South Korea Condemns Japanese Patrol Flight Over Ship as ‘Provocation’

January 23, 2019 Updated: January 23, 2019

SEOUL—A Japanese patrol aircraft made an “intimidating” pass over a South Korean warship on Jan. 23, in what South Korea’s military said was a “clear provocation” toward a friendly neighbor.

The aircraft made its flight just over the South Korean navy vessel in waters off the southwest coast of the Korean peninsula, even after the aircraft determined the ship’s identity, the South Korean military said.

“Today’s low-altitude flight was a clear provocation against a ship of a friendly country, and we cannot help but doubt Japan’s intentions and strongly condemn it,” General Suh Wook, of South Korea’s Joint Chiefs of Staff, told a news briefing.

South Korea’s defense ministry said it called in a defense official from Japan’s embassy to lodge a protest.

“If this behavior is repeated again, we will sternly respond according to our military’s rules of conduct,” Suh said.

Japanese government and defense force spokesmen were not immediately available for comment.

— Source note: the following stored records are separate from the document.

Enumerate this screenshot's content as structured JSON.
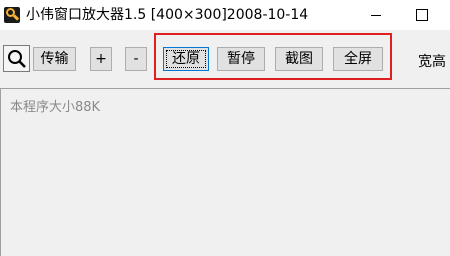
{
  "window": {
    "title": "小伟窗口放大器1.5 [400×300]2008-10-14",
    "icon": "magnifier-app-icon"
  },
  "toolbar": {
    "magnifier_icon": "magnifier-icon",
    "transfer_label": "传输",
    "zoom_in_label": "+",
    "zoom_out_label": "-",
    "restore_label": "还原",
    "pause_label": "暂停",
    "screenshot_label": "截图",
    "fullscreen_label": "全屏",
    "width_height_label": "宽高"
  },
  "content": {
    "info_text": "本程序大小88K"
  },
  "colors": {
    "highlight": "#e02020",
    "focus_border": "#0078d7",
    "button_bg": "#e1e1e1",
    "toolbar_bg": "#f0f0f0"
  }
}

South Korea’s Yonhap news agency quoted Japan’s chief cabinet secretary, Yoshihide Suga, as saying he was aware of the South Korean announcement and it was important the two countries maintained communication.

The two U.S. allies share a bitter history that includes Japan’s 1910-45 colonization of the Korean peninsula and the use of comfort women, Japan’s euphemism for girls and women, many of them Korean, forced to work in its wartime brothels.

The rows over wartime history have long been a stumbling block for relations between the neighbors, sparking concern about regional efforts to rein in North Korea’s nuclear program.

 South Korea Navy
Hornets and Super Hornets from Carrier Air Wing (CVW) Two fly over the Republic of Korea destroyers Sejong the Great (DDG 991) and Yang Manchun (DDH 973), the Arleigh Burke-class guided-missile destroyers USS Wayne E. Meyer (DDG 108), USS Michael Murphy (DDG 112) and USS Stethem (DDG 63), the Ticonderoga-class guided-missile cruiser USS Lake Champlain (CG 57) and the Nimitz-class aircraft carrier USS Carl Vinson (CVN 70) as they transit the western Pacific Ocean, on May 3, 2017. (Sean M. Castellano US Navy/Getty Images)

Wednesday’s encounter follows a December feud over a Japan complaint that a South Korean destroyer locked a targeting radar on a Japanese surveillance plane.

South Korea denied it, saying the plane needlessly approached the ship, which was on a normal rescue mission.

There have been two other flights by Japanese aircraft near South Korean vessels since Friday, which prompted a South Korean request to Japan to stop such incidents, Suh said.

Defense officials from the two sides have been meeting but Japan had decided to halt the talks, Japanese media reported on Monday.

The two countries’ foreign ministers are due to meet later on Wednesday on the sidelines of an international conference in Davos, Switzerland.